A poem that threatened line by line to turn into a different genre.

6.21.2021

passage lodged

We call them ‘passages’ in literature yet some lodge themselves inside of us for the remainder of our lives.

vision not recognition

The purpose of the image is not to draw our understanding closer to that which this image stands for, but rather to allow us to perceive the object in a special way, in short, to lead us to a 'vision' of this object rather than mere 'recognition'.

Viktor Shklovsky, Theory of Prose (Dalkey Archive Press, 1991), trans. by Benjamin Sher.

6.19.2021

fixed and unfixed

Poem as a dynamic array of words

6.17.2021

bad map

We can’t expect the poem to be a guidebook, think of it as more like a badly drawn map.

6.15.2021

noun's act

Are not some verbs merely the familiar actions of nouns?

6.14.2021

hold firm

I’d rather write a poem that remains important to me, than make a change that feels inauthentic.

6.13.2021

shove over

Don’t worry how the poem will sit with the audience.

6.12.2021

critical compliment

Miss Moore has great limitations—her work is one long triumph of them; but it was sad, for so many years, to see them and nothing else insisted upon, and Miss Moore neglected for poets who ought not to be allowed to throw elegies in her grave.

Randall Jarrell on Marianne Moore, Poetry and the Age (1953).

Above quote encountered in Viscous Nonsense: Quips, Snubs and Jabs by Literary Friends and Foes (Princeton Architectural Press, 2021) edited by Kristen Hewitt.

6.11.2021

absorbing all opinion

The long idiolectic poem that many poets claimed to know, confident that nothing they would say about the poem could be contradicted by evidence from the text.

6.10.2021

close reading

Close reading: Trying to be in the room where the poem happened.

6.09.2021

longer and harder

Avant-garde poets try to outdo one another in writing the longest and least engageable poem.

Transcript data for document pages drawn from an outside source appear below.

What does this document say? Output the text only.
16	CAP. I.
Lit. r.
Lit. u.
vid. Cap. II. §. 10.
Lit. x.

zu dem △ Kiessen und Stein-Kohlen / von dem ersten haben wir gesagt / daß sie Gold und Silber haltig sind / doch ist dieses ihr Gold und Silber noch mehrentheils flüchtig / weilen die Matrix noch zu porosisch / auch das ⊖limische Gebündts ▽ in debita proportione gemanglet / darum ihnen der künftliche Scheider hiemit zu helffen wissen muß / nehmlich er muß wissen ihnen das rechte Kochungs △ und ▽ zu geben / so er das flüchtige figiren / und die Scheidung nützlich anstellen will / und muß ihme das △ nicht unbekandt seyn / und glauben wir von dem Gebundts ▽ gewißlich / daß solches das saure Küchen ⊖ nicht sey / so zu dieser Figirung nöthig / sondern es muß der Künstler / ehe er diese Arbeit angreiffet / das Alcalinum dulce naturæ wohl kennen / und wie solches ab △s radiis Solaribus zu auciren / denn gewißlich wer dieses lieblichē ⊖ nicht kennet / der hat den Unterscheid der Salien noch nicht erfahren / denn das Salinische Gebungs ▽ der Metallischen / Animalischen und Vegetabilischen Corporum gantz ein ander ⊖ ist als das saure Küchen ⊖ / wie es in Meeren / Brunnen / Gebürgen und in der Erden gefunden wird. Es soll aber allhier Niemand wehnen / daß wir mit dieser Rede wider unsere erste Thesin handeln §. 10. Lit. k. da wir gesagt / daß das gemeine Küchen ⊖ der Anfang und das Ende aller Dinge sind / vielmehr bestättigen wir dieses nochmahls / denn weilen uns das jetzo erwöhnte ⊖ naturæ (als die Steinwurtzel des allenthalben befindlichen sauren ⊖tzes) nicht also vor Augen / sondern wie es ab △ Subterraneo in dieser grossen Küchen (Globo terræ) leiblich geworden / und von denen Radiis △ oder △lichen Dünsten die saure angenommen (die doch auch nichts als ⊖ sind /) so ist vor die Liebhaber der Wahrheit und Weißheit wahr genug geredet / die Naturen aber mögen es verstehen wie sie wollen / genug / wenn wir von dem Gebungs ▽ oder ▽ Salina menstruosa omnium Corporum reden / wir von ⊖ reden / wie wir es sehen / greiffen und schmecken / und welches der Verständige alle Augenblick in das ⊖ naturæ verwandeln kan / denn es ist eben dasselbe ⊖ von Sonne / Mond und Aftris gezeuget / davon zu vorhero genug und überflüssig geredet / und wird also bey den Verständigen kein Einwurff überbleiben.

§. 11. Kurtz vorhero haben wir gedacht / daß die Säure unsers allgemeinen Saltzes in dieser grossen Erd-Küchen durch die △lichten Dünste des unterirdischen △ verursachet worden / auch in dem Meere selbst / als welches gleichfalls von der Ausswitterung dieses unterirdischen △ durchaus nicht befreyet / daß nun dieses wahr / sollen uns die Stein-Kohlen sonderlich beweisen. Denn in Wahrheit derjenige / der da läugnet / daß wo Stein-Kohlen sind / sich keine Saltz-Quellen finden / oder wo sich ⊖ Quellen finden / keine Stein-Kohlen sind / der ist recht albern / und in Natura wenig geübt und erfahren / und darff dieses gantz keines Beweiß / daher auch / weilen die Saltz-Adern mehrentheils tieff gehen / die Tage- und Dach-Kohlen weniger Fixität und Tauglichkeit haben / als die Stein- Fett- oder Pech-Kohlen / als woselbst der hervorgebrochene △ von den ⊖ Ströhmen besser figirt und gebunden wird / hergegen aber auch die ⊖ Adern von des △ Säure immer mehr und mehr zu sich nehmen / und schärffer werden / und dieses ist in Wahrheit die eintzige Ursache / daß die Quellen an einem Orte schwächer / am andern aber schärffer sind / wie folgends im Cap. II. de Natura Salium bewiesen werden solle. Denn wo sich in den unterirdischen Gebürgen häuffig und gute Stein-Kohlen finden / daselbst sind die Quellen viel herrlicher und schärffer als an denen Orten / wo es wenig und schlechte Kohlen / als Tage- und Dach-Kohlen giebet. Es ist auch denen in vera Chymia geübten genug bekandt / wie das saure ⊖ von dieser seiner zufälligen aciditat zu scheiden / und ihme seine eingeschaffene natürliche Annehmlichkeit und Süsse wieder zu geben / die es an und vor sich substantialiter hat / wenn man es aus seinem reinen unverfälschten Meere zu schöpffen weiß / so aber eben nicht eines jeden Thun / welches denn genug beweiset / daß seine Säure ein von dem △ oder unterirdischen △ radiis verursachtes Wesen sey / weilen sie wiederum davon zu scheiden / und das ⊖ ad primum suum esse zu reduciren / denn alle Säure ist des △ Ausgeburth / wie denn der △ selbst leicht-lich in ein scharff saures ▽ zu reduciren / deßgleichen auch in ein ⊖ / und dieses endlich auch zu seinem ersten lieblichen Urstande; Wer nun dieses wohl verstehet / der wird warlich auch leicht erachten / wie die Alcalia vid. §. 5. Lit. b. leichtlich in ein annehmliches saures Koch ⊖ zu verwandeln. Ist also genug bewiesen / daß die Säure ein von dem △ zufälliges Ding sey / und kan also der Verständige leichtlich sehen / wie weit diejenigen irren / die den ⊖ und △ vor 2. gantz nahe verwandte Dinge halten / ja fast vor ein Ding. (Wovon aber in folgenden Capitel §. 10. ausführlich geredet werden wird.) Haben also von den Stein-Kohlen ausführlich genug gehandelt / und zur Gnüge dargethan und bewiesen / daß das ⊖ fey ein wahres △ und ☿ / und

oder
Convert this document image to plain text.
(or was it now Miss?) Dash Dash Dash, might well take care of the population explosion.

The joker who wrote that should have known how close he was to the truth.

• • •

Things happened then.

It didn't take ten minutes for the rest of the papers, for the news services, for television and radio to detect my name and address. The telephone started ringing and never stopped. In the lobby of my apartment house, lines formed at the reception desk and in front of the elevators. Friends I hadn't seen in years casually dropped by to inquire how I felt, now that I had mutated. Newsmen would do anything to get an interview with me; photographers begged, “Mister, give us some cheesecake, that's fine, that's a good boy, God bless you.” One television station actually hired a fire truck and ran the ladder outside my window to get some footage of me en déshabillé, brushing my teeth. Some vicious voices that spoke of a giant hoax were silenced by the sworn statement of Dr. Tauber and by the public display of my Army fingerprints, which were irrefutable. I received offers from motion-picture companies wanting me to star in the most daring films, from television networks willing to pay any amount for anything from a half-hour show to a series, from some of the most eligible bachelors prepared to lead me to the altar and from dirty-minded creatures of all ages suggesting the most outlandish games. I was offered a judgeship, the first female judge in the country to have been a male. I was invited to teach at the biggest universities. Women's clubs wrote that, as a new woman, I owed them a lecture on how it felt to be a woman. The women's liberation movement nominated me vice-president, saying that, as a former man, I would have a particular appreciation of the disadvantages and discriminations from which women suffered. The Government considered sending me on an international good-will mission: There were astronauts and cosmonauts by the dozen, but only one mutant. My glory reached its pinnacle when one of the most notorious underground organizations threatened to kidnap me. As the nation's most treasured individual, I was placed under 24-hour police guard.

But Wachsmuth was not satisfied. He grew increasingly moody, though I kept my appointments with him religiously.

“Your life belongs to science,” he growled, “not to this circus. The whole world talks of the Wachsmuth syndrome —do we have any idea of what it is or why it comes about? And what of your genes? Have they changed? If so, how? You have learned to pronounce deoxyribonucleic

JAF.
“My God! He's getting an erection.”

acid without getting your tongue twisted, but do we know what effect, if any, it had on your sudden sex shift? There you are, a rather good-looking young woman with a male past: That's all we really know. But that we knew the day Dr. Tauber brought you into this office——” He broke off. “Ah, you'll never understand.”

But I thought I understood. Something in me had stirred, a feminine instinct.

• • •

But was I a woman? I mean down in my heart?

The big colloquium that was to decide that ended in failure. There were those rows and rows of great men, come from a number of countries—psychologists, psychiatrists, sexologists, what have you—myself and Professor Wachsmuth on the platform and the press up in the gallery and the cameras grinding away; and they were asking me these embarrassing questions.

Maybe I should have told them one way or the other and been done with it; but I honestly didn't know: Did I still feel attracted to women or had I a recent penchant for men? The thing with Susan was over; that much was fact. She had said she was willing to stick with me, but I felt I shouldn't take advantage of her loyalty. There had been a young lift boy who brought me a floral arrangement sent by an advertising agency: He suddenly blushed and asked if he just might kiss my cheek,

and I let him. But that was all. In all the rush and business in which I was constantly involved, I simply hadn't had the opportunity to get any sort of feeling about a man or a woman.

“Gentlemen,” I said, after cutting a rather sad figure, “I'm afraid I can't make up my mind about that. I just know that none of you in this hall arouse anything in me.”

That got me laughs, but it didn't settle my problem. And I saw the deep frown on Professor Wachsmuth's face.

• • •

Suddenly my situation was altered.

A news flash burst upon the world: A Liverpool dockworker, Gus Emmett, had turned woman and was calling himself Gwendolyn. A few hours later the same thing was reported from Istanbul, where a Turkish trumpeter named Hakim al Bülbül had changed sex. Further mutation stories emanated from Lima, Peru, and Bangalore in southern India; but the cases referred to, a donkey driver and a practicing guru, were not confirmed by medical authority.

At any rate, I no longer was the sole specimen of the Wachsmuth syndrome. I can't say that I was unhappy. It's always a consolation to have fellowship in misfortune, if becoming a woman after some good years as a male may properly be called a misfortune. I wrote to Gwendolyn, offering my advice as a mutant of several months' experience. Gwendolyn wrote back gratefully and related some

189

[After reading a review of Nate Mackey’s 976 page book.]

6.08.2021

distinct and uncertain

Poems are often like voices carrying over water, both distinct and uncertain when heard.

6.06.2021

no kink

I hung about town the whole month of June because of the introduction I was writing to my Shakespeare translations. I was terribly afraid to get stuck in the muddle of pseudo-scholarly verbosity which every great centuries-old theme gathers round it and of only adding to this tangled skein a kind of modified kink. Imagine, it did not happen! I succeeded in saying in very simple and comprehensible words a great deal about Shakespeare that I learned when I was translating him, and all this on one printer’s sheet!

—Boris Pasternak, in a letter to S. I Chikovani, 15 March 1946
Letters to Georgian Friends, translated from the Russian with an introduction and notes by David Magarshack (Seckler & Warburg, 1967)

saved you from the poem

Be thankful the editor had the good sense to not publish your poem.

6.05.2021

make it sing

Poet, take pains to make it sing.

6.04.2021

loose talk

Literature: loose talk transcribed.

6.03.2021

breathe the world in

Colette was a lifewatcher. To look she used all her senses at once—she heard, she touched, she breathed the world in, she stared with intense care, fixedly, like a cat, hypnotized.

Regardé, the last word Colette uttered before she died, was her living word for l’amour, la vie, le monde.

—Helen Bevington, “Colette and the Word RegardéBeautiful Lofty People (Harcourt Brace, 1974))

6.02.2021

wow and yes

Nothing better than a last line that is both unexpected and inevitable.